I’ve written explanations for thousands of LSAT questions, and I’ve made videos for thousands more. I consider myself extremely fortunate to do so. The test is a fun, easy game if you approach it correctly, and I love helping students see it the way I do.
My constant goal is to help students learn the aggressive, offense-first approach that helped me, the rest of the Demon staff, and hundreds of our former students achieve killer scores. One key to this approach is learning to have the proper disrespect for answer choices, 80% of which are bullshit by definition—since only one out of five answers is right, four out of five answers are wrong.
Most answers aren’t even close to right—most of them are wrong for multiple reasons. But students read answer A (which is wrong 80% of the time) hoping that it’s right. They come up with all sorts of convoluted reasons why it might be correct. They latch on to two words that they think are good, ignoring the fact that the rest of it is bad. They willfully misinterpret some or all of it, trying to shoehorn it into being right. They add all sorts of implausible and unwarranted assumptions, hoping to force it into correctness. But it’s not correct—like answers B, C, D, and E, answer A is wrong 80% of the time.
Students fail to see why it’s wrong because they’re trying so hard to make it right. Then they repeat the process for the remaining four answer choices. It’s unnecessarily time-consuming and even worse—it results in multiple “contenders.”
Narrowing it down to three answers is terrible—there are never three good answers. All you’ve done here is get seduced by at least two wrong answers. Even narrowing it down to two answers isn’t nearly as good as you might think. You’ve increased your chances from 20% (one in five) to 50% (one in two). That’s three-tenths of a point of increased expectation. That’s not what we want. We want full points, not partial points.
The lightbulb won’t go on for these students until I can convince them to stop trying so hard on behalf of wrong answers. I need them to be active instead of passive. I need them to expect wrong answers to be wrong, then gleefully eliminate each one the instant it stops making sense.
To teach students this aggressive approach, I will frequently stop halfway through a wrong answer and say something like, “Huh? What does this even mean? Next” or, “No way—that’s not even what this passage was talking about” or, “Come on now, how could that possibly help this argument?”
On the real LSAT, I wouldn’t give this wrong answer a moment’s more thought. The wrong answers are wrong, and often they don’t even make any sense. Terrible answers—and there are tons of them on this test—deserve no better than a cursory dismissal. If my responses sometimes have a bit of stink on them, that’s fine too. It’s intentional!
But sometimes, I get pushback along the lines of:
Can you please ask the people preparing the answer explanations to not be so obnoxious? Explanations that begin with “Yeah right...” or “What?...” put off students who are genuinely trying to learn. This continued snarky badgering has turned me off to an otherwise wonderful learning tool that is LSAT Demon.
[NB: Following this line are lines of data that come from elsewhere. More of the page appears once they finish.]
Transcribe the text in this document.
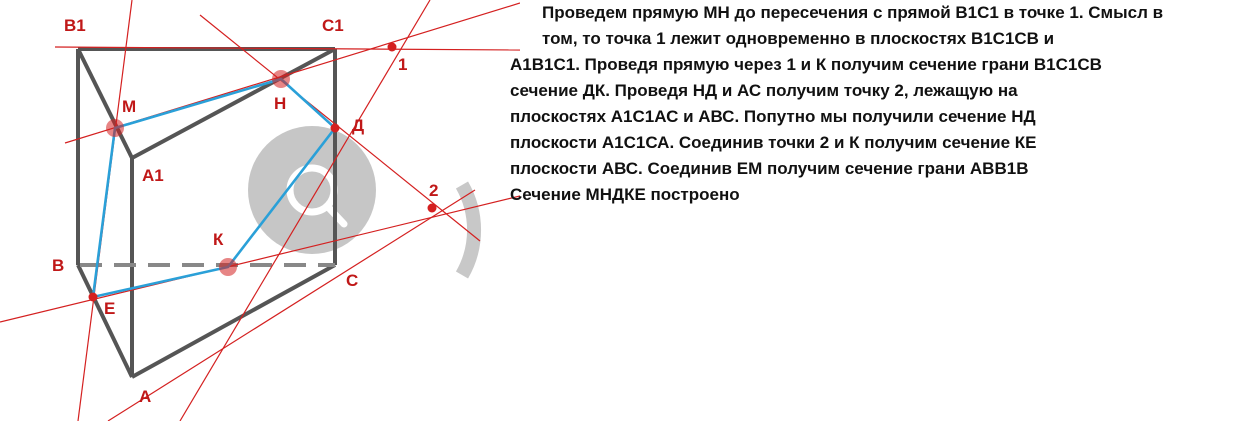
B1	C1
1
M	H
Д
A1
2
К
B
C
E
A
Проведем прямую МН до пересечения с прямой B1C1 в точке 1. Смысл в
том, то точка 1 лежит одновременно в плоскостях B1C1CB и
A1B1C1. Проведя прямую через 1 и К получим сечение грани B1C1CB
сечение ДК. Проведя НД и АС получим точку 2, лежащую на
плоскостях А1С1АС и АВС. Попутно мы получили сечение НД
плоскости А1С1СА. Соединив точки 2 и К получим сечение КЕ
плоскости АВС. Соединив ЕМ получим сечение грани ABB1B
Сечение МНДКЕ построено
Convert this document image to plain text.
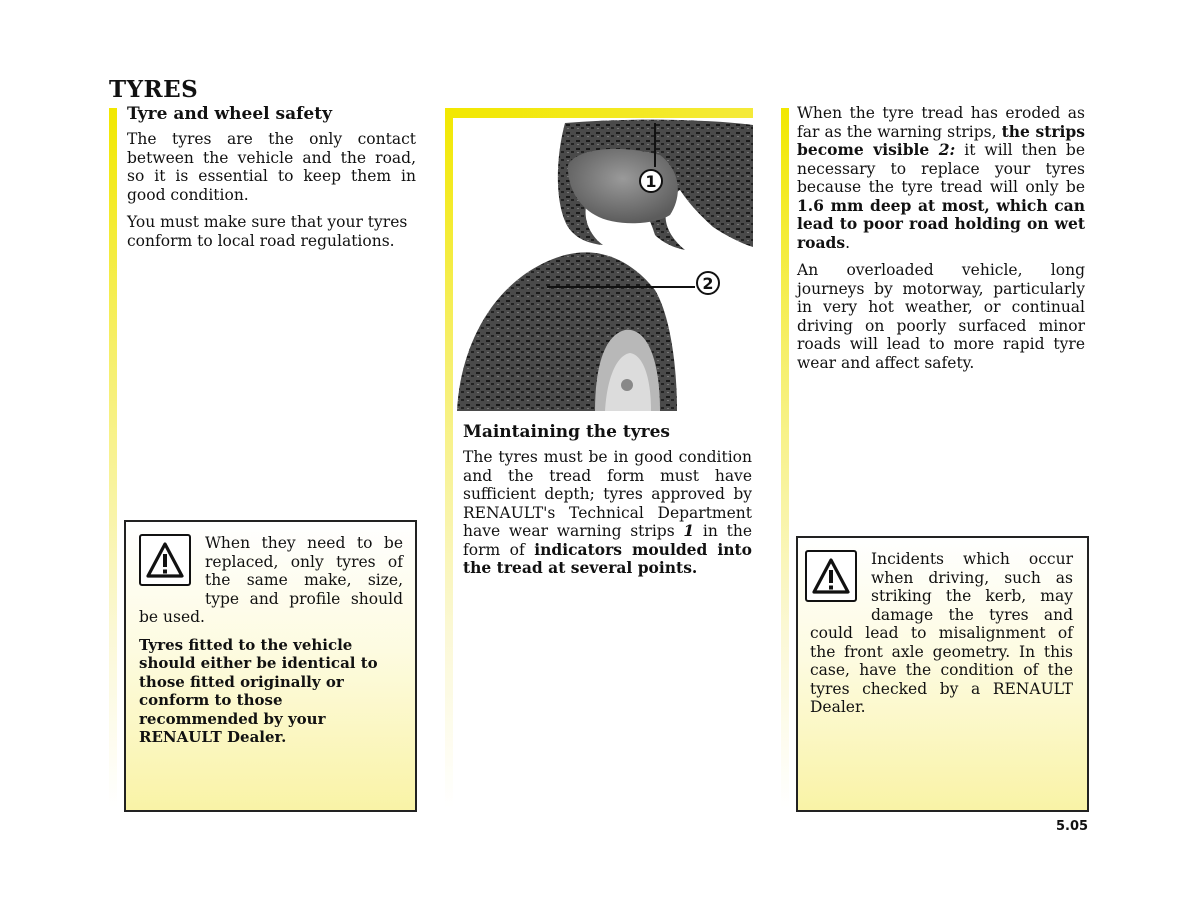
TYRES
Tyre and wheel safety

The tyres are the only contact between the vehicle and the road, so it is essential to keep them in good condition.

You must make sure that your tyres conform to local road regulations.

When they need to be replaced, only tyres of the same make, size, type and profile should be used.

Tyres fitted to the vehicle should either be identical to those fitted originally or conform to those recommended by your RENAULT Dealer.

1
2
Maintaining the tyres

The tyres must be in good condition and the tread form must have sufficient depth; tyres approved by RENAULT's Technical Department have wear warning strips 1 in the form of indicators moulded into the tread at several points.

When the tyre tread has eroded as far as the warning strips, the strips become visible 2: it will then be necessary to replace your tyres because the tyre tread will only be 1.6 mm deep at most, which can lead to poor road holding on wet roads.

An overloaded vehicle, long journeys by motorway, particularly in very hot weather, or continual driving on poorly surfaced minor roads will lead to more rapid tyre wear and affect safety.

Incidents which occur when driving, such as striking the kerb, may damage the tyres and could lead to misalignment of the front axle geometry. In this case, have the condition of the tyres checked by a RENAULT Dealer.

5.05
I’m sorry you’re offended, but I’m not yelling at you! I’m yelling at the LSAT. Please don’t take it personally. When I drop-kick a wrong answer, I’m trying to teach you to do the same. My “snarky badgering” isn’t directed at you, unless you’re the one who wrote the test. I’m just trying to show you how truly revolting these wrong answers are.
Wrong answers are obnoxiously bad. They twist the meanings of the passages under discussion. Or they completely fail to respond to the questions being asked. Or they simply don’t make any sense. Sometimes, all three at once.
If you think one of my dismissals is hasty, and the answer merits a more detailed response, we’re happy to give you one. Just use the Ask button, ask a detailed question, and our team of tutors will get back to you within 24 hours. But please don’t take my snark personally. It’s not you—it’s the LSAT.
Students who stop giving the wrong answers so much respect are most likely to see dramatic improvements in their scores. “I started expecting the answers to be wrong instead of right” is music to my ears.